PHOTOTRACKR

 

I have been reading about GPS enabling your camera. There are multiple ways with the easiest appearing to be GPS synchronization. The device sits on your pack and tracks your movements and the time. When you sync the data with your camera pictures, it will map the location data to the picture via the time stamp, with full support of RAW and various commercial photo applications (Adobe, Flickr).

There seem to be 2 market leaders, Sony and Phototrackr. A comparison of the 2 found here. We will see how well it works with their software, in a worst case scenario this is a generation one, bleeding edge investment on the way to a market that will expand.        

   

Just a matter of time before the GPS is embedded in the camera.

Update: In what can only be considered an uncanny coincidence, I came across this article describing Microsoft’s newly released free Pro Photo Tools that enable geotagging. Download it here.

Microsoft's Pro Photo Tools lets photographers geotag their photos and show where they are on a map.

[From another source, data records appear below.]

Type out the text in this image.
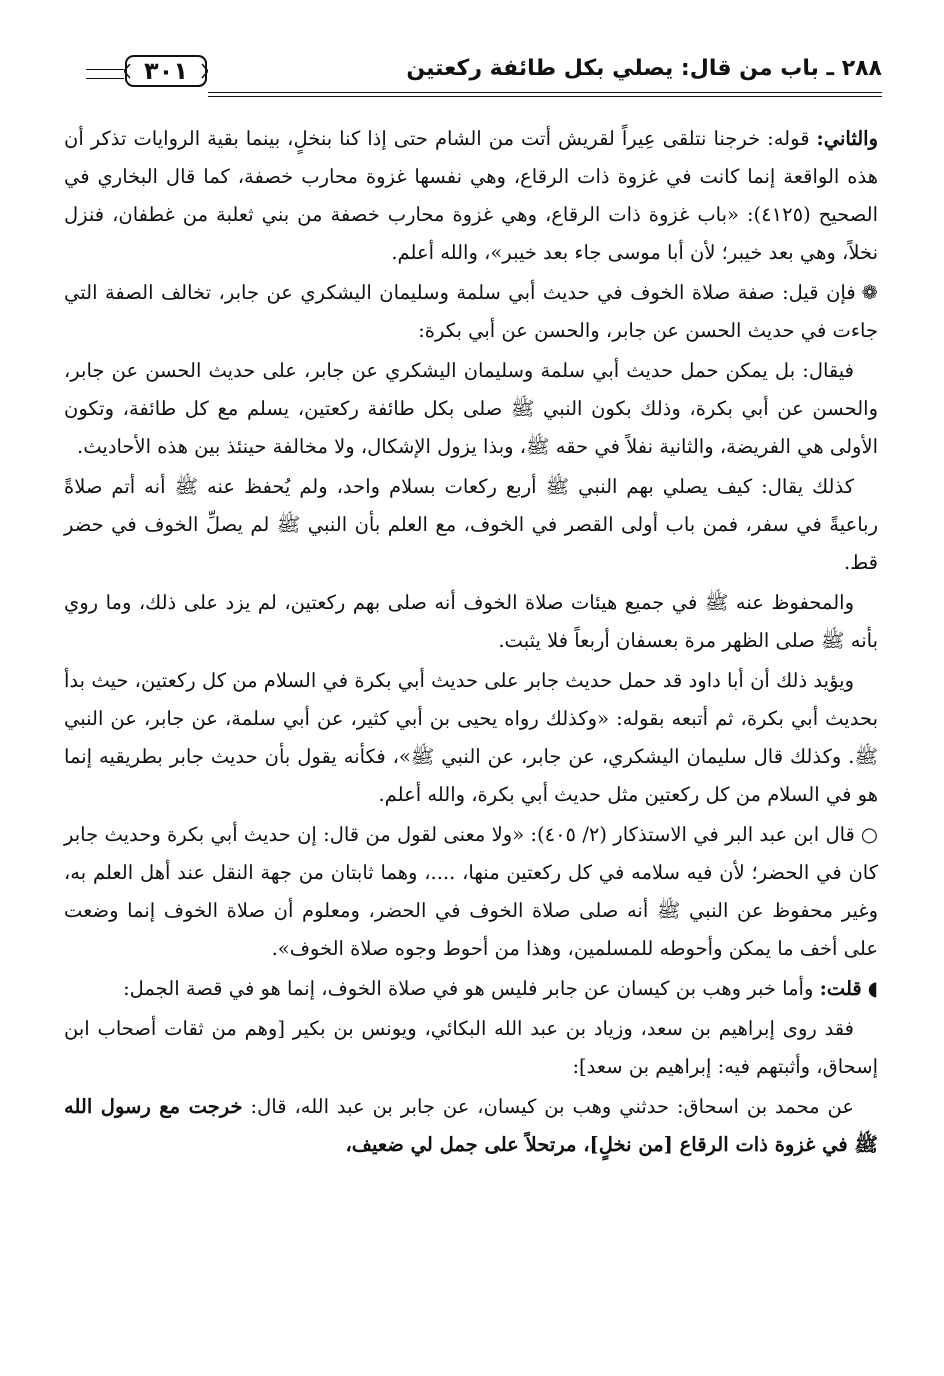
٢٨٨ ـ باب من قال: يصلي بكل طائفة ركعتين
٣٠١

والثاني: قوله: خرجنا نتلقى عِيراً لقريش أتت من الشام حتى إذا كنا بنخلٍ، بينما بقية الروايات تذكر أن هذه الواقعة إنما كانت في غزوة ذات الرقاع، وهي نفسها غزوة محارب خصفة، كما قال البخاري في الصحيح (٤١٢٥): «باب غزوة ذات الرقاع، وهي غزوة محارب خصفة من بني ثعلبة من غطفان، فنزل نخلاً، وهي بعد خيبر؛ لأن أبا موسى جاء بعد خيبر»، والله أعلم.

❁فإن قيل: صفة صلاة الخوف في حديث أبي سلمة وسليمان اليشكري عن جابر، تخالف الصفة التي جاءت في حديث الحسن عن جابر، والحسن عن أبي بكرة:

فيقال: بل يمكن حمل حديث أبي سلمة وسليمان اليشكري عن جابر، على حديث الحسن عن جابر، والحسن عن أبي بكرة، وذلك بكون النبي ﷺ صلى بكل طائفة ركعتين، يسلم مع كل طائفة، وتكون الأولى هي الفريضة، والثانية نفلاً في حقه ﷺ، وبذا يزول الإشكال، ولا مخالفة حينئذ بين هذه الأحاديث.

كذلك يقال: كيف يصلي بهم النبي ﷺ أربع ركعات بسلام واحد، ولم يُحفظ عنه ﷺ أنه أتم صلاةً رباعيةً في سفر، فمن باب أولى القصر في الخوف، مع العلم بأن النبي ﷺ لم يصلِّ الخوف في حضر قط.

والمحفوظ عنه ﷺ في جميع هيئات صلاة الخوف أنه صلى بهم ركعتين، لم يزد على ذلك، وما روي بأنه ﷺ صلى الظهر مرة بعسفان أربعاً فلا يثبت.

ويؤيد ذلك أن أبا داود قد حمل حديث جابر على حديث أبي بكرة في السلام من كل ركعتين، حيث بدأ بحديث أبي بكرة، ثم أتبعه بقوله: «وكذلك رواه يحيى بن أبي كثير، عن أبي سلمة، عن جابر، عن النبي ﷺ. وكذلك قال سليمان اليشكري، عن جابر، عن النبي ﷺ»، فكأنه يقول بأن حديث جابر بطريقيه إنما هو في السلام من كل ركعتين مثل حديث أبي بكرة، والله أعلم.

○قال ابن عبد البر في الاستذكار (٢/ ٤٠٥): «ولا معنى لقول من قال: إن حديث أبي بكرة وحديث جابر كان في الحضر؛ لأن فيه سلامه في كل ركعتين منها، ....، وهما ثابتان من جهة النقل عند أهل العلم به، وغير محفوظ عن النبي ﷺ أنه صلى صلاة الخوف في الحضر، ومعلوم أن صلاة الخوف إنما وضعت على أخف ما يمكن وأحوطه للمسلمين، وهذا من أحوط وجوه صلاة الخوف».

◖قلت: وأما خبر وهب بن كيسان عن جابر فليس هو في صلاة الخوف، إنما هو في قصة الجمل:

فقد روى إبراهيم بن سعد، وزياد بن عبد الله البكائي، ويونس بن بكير [وهم من ثقات أصحاب ابن إسحاق، وأثبتهم فيه: إبراهيم بن سعد]:

عن محمد بن اسحاق: حدثني وهب بن كيسان، عن جابر بن عبد الله، قال: خرجت مع رسول الله ﷺ في غزوة ذات الرقاع [من نخلٍ]، مرتحلاً على جمل لي ضعيف،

From the article:  "That’s because geotagging, done well, enables people to find photos by searching for the word "Paris" rather than sifting through folders with obscure filenames like IMG_5829.jpg or squinting at hundreds of image thumbnails. Until the still-distant day when computers can recognize your Aunt Polly or the Grand Canyon, geotagging holds potential as a way for people to get a handle on ever-growing digital photo collections."

What I am trying to sort is how I would leverage this (Flickr being an obvious first choice and it may be easier, but it does not appear to automatically reference the GPS data). I see someone has figured this out way before me … Adobe Lightroom also has the GPS metadata field included, which is what I have been using for photo editing.

The blog on the Microsoft pro photo site has an interesting article on CSI using Photosynth (another cool app I have to play with when I get some free time) and the 2.0 update of the Expression tools.

A friend put me onto Expressions. I have been using the encoding tool to convert MP4 video into a more generic format so that it is broadly consumable across every device.